6. Speed Matters — A Lot
The difference between buying at block N and block N+5 can be 10x in price. Here’s what I do to stay fast:
- Use a paid RPC like Helius or Triton. Free RPCs are too slow for this.
- Pre-sign transactions where possible. Have your wallet loaded and ready.
- Skip
getParsedTransactionif you can parse the raw transaction yourself — it’s faster. - Run your bot geographically close to Solana validators. US East or Amsterdam.
7. What This Won’t Do
I’m not going to oversell this. Here’s what you’re up against:
- MEV bots will front-run you. They have direct validator access.

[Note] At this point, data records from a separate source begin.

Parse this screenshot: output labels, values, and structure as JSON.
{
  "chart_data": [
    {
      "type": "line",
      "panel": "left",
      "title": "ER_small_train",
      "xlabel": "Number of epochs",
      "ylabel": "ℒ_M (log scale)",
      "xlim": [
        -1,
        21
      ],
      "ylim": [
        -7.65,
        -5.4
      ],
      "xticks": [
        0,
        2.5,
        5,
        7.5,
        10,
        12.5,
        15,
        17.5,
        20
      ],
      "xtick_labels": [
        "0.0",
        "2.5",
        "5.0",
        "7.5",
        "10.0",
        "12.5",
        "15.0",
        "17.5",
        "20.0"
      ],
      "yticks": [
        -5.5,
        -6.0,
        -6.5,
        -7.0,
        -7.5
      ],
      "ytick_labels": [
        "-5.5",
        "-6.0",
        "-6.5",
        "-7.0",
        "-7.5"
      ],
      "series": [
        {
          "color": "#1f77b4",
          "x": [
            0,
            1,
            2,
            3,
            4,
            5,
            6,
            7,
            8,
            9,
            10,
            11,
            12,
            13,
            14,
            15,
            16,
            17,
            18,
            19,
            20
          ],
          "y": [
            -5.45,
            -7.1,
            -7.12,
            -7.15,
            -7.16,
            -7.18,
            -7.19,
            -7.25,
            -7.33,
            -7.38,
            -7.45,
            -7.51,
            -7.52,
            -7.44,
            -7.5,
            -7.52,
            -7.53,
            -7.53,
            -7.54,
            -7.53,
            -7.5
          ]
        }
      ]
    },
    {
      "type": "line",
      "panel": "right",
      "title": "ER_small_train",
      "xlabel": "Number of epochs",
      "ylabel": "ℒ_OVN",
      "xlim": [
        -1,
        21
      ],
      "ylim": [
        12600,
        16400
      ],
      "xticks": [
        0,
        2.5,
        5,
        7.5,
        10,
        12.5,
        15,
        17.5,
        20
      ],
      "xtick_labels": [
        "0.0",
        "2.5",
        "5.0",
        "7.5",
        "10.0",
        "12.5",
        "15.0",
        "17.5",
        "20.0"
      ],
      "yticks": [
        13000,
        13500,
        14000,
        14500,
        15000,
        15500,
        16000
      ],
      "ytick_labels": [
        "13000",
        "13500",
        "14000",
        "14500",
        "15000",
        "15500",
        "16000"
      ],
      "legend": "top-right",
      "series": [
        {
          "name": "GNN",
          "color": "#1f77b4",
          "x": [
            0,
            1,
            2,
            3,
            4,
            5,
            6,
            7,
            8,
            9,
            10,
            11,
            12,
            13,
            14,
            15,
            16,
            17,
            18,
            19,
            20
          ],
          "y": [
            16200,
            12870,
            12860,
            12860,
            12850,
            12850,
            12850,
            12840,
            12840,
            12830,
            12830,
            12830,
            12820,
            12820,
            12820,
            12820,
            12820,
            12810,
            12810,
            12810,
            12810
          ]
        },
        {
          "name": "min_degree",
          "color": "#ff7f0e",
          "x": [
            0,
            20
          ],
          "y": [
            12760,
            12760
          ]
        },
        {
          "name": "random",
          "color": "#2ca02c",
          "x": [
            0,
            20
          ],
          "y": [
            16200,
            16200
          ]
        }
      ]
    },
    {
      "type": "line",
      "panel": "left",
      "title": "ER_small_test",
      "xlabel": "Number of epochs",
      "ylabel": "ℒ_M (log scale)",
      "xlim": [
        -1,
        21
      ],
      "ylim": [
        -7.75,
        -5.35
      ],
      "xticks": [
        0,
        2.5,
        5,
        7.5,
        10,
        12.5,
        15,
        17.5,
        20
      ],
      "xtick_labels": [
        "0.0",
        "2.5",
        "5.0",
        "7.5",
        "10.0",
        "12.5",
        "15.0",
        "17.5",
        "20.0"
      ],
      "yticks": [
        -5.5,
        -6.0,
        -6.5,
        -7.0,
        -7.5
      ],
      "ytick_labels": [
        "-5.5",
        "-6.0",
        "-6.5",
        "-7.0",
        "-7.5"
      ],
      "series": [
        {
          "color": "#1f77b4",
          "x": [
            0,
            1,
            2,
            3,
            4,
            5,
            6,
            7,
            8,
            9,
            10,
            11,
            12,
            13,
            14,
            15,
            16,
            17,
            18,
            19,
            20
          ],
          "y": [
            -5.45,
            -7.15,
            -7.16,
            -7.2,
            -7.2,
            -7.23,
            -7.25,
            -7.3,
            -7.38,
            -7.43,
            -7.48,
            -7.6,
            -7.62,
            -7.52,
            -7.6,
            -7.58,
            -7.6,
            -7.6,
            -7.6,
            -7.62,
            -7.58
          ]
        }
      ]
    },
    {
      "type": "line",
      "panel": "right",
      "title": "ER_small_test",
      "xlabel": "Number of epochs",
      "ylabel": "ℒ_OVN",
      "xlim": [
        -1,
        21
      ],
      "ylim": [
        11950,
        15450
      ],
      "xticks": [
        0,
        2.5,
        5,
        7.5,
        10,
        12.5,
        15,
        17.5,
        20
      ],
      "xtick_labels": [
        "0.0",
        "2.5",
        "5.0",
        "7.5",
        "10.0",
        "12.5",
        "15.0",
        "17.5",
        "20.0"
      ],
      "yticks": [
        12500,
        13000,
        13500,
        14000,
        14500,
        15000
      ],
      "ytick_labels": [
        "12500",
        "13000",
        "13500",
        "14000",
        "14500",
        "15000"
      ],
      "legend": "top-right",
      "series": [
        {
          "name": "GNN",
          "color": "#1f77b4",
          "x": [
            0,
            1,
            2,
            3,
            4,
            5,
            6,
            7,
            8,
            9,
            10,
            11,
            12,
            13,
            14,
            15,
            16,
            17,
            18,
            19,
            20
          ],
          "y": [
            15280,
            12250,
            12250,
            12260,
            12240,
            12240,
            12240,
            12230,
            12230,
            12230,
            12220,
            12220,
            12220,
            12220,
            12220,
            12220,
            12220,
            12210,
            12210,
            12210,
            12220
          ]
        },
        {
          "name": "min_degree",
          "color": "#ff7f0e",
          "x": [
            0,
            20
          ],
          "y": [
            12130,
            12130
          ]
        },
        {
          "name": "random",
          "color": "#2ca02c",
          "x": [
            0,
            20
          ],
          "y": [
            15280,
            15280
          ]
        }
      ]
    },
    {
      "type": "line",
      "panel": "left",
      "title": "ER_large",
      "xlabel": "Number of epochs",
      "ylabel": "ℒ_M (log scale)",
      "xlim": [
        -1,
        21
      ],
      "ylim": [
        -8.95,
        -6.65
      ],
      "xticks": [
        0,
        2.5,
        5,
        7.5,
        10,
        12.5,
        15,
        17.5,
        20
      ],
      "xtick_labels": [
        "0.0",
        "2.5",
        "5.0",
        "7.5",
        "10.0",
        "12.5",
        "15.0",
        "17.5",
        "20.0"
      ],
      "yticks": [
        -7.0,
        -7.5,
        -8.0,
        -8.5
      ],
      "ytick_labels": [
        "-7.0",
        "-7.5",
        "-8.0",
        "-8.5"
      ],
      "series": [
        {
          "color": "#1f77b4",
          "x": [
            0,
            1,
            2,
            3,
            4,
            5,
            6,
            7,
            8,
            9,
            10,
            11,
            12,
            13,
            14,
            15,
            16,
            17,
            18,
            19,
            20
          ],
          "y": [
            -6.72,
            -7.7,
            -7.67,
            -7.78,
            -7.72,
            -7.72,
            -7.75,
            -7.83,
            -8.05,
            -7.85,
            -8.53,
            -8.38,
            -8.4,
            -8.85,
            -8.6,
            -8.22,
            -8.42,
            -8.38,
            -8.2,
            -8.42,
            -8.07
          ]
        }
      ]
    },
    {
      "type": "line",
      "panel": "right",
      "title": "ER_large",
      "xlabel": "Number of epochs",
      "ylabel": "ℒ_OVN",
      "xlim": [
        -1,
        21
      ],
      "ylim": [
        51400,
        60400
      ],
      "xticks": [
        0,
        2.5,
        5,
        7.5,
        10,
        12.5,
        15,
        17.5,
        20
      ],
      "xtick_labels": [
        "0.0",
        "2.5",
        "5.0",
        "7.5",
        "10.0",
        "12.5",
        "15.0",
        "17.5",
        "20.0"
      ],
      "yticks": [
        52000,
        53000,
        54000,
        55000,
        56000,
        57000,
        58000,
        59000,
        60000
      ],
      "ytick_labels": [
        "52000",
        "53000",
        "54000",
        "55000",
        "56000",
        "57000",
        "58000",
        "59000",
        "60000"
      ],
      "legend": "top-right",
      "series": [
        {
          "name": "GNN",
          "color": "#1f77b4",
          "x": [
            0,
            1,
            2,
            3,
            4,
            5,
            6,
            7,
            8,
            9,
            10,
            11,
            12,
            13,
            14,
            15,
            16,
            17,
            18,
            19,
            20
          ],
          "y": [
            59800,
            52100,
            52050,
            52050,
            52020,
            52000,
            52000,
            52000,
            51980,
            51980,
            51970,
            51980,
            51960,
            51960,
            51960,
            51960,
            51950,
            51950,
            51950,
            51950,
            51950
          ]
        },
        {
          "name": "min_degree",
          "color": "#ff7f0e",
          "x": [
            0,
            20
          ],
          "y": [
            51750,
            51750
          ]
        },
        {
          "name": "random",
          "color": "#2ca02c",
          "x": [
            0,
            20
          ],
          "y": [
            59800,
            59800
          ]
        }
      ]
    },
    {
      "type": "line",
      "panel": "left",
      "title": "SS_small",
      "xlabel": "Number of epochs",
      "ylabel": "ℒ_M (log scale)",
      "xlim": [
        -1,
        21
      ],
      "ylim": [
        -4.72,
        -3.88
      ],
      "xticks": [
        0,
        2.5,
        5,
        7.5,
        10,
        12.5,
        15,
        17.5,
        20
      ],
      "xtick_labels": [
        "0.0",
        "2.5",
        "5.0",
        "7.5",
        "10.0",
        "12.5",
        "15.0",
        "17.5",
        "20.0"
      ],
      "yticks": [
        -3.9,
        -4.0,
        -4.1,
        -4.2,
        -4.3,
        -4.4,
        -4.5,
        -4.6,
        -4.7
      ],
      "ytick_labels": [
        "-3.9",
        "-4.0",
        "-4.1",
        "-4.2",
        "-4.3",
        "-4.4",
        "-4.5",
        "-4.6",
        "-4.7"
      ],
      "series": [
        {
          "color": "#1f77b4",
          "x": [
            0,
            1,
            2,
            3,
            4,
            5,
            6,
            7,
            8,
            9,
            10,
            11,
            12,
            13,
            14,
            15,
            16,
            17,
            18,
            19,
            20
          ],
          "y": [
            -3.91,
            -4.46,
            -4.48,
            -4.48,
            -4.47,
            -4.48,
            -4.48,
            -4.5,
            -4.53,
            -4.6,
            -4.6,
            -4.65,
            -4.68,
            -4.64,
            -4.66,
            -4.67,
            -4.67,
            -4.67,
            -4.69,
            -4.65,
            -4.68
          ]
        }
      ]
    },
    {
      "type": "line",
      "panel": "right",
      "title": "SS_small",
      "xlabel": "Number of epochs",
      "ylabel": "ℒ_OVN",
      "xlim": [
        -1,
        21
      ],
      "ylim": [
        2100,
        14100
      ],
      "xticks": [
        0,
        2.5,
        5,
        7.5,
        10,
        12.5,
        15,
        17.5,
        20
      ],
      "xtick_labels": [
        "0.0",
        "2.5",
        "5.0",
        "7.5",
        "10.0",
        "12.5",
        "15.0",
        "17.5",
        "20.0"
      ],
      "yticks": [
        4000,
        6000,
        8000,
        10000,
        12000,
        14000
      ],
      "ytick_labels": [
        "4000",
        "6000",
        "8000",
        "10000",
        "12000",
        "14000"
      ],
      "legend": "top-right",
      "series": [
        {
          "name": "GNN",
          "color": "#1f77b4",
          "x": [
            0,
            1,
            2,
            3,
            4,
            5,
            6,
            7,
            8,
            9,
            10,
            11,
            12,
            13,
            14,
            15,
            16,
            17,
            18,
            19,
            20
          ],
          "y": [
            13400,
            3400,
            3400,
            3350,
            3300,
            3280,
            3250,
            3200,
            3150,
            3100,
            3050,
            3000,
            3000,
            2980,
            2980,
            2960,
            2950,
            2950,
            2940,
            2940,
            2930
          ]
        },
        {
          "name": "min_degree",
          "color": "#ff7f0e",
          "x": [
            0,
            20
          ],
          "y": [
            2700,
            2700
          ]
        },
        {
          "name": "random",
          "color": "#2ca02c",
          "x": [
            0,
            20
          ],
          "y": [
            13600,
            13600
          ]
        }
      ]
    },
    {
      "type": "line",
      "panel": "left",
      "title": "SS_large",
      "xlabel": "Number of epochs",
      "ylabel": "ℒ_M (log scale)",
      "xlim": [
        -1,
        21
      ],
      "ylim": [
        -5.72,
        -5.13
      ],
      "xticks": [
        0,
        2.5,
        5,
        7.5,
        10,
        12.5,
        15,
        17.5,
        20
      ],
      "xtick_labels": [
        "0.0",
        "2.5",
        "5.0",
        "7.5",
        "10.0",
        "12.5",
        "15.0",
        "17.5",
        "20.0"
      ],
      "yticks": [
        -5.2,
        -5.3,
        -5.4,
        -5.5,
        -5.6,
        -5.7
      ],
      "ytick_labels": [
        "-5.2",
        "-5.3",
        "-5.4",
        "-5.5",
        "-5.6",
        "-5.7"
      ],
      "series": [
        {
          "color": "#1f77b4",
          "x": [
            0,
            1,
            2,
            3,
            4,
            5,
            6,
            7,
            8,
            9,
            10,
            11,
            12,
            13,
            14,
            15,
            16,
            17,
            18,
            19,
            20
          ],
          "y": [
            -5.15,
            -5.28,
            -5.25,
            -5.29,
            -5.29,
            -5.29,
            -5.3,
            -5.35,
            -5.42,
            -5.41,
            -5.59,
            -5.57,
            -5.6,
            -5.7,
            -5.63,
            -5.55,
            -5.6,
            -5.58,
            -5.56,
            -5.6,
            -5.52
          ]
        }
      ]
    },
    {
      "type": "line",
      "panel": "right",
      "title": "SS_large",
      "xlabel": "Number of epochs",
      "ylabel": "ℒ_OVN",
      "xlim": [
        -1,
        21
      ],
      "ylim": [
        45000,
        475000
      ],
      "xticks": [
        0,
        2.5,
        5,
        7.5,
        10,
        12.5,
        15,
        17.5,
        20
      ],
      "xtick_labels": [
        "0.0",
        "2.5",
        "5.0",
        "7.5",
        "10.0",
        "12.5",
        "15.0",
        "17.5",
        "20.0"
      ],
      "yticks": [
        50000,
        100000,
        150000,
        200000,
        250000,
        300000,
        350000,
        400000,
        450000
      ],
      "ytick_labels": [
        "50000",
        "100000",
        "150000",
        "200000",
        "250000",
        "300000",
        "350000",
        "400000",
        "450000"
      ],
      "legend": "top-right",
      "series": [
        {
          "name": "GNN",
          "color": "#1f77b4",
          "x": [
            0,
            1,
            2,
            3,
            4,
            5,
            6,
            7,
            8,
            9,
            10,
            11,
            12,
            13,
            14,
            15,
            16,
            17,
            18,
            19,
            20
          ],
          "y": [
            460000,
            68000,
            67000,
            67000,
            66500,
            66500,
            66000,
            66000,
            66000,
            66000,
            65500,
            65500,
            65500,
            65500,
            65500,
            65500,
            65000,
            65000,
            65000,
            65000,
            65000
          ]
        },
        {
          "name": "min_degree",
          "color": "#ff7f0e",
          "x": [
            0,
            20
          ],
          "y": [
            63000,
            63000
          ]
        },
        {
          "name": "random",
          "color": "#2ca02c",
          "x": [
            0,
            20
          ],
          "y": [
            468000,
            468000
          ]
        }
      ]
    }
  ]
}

- Most new tokens are scams. Even with checks, you’ll buy garbage.
- Jupiter routing delay means you might miss the first few blocks.
- This is for learning. Treat any money you put in as already gone.
If you want to compete with the real snipers, you’d need Jito bundles, private mempools, and a lot more infrastructure. That’s a different post.
What I Actually Use This For
I don’t run this to blindly snipe anymore. I use it as a detection system. It alerts me when new pools are created, shows me the basic stats, and I decide manually whether to buy.
The bot does the fast part — detecting and analyzing. I do the slow part — deciding if it’s worth it. That combo works way better than full automation.
Build the bot, learn how Solana works under the hood, but don’t bet your rent money on it.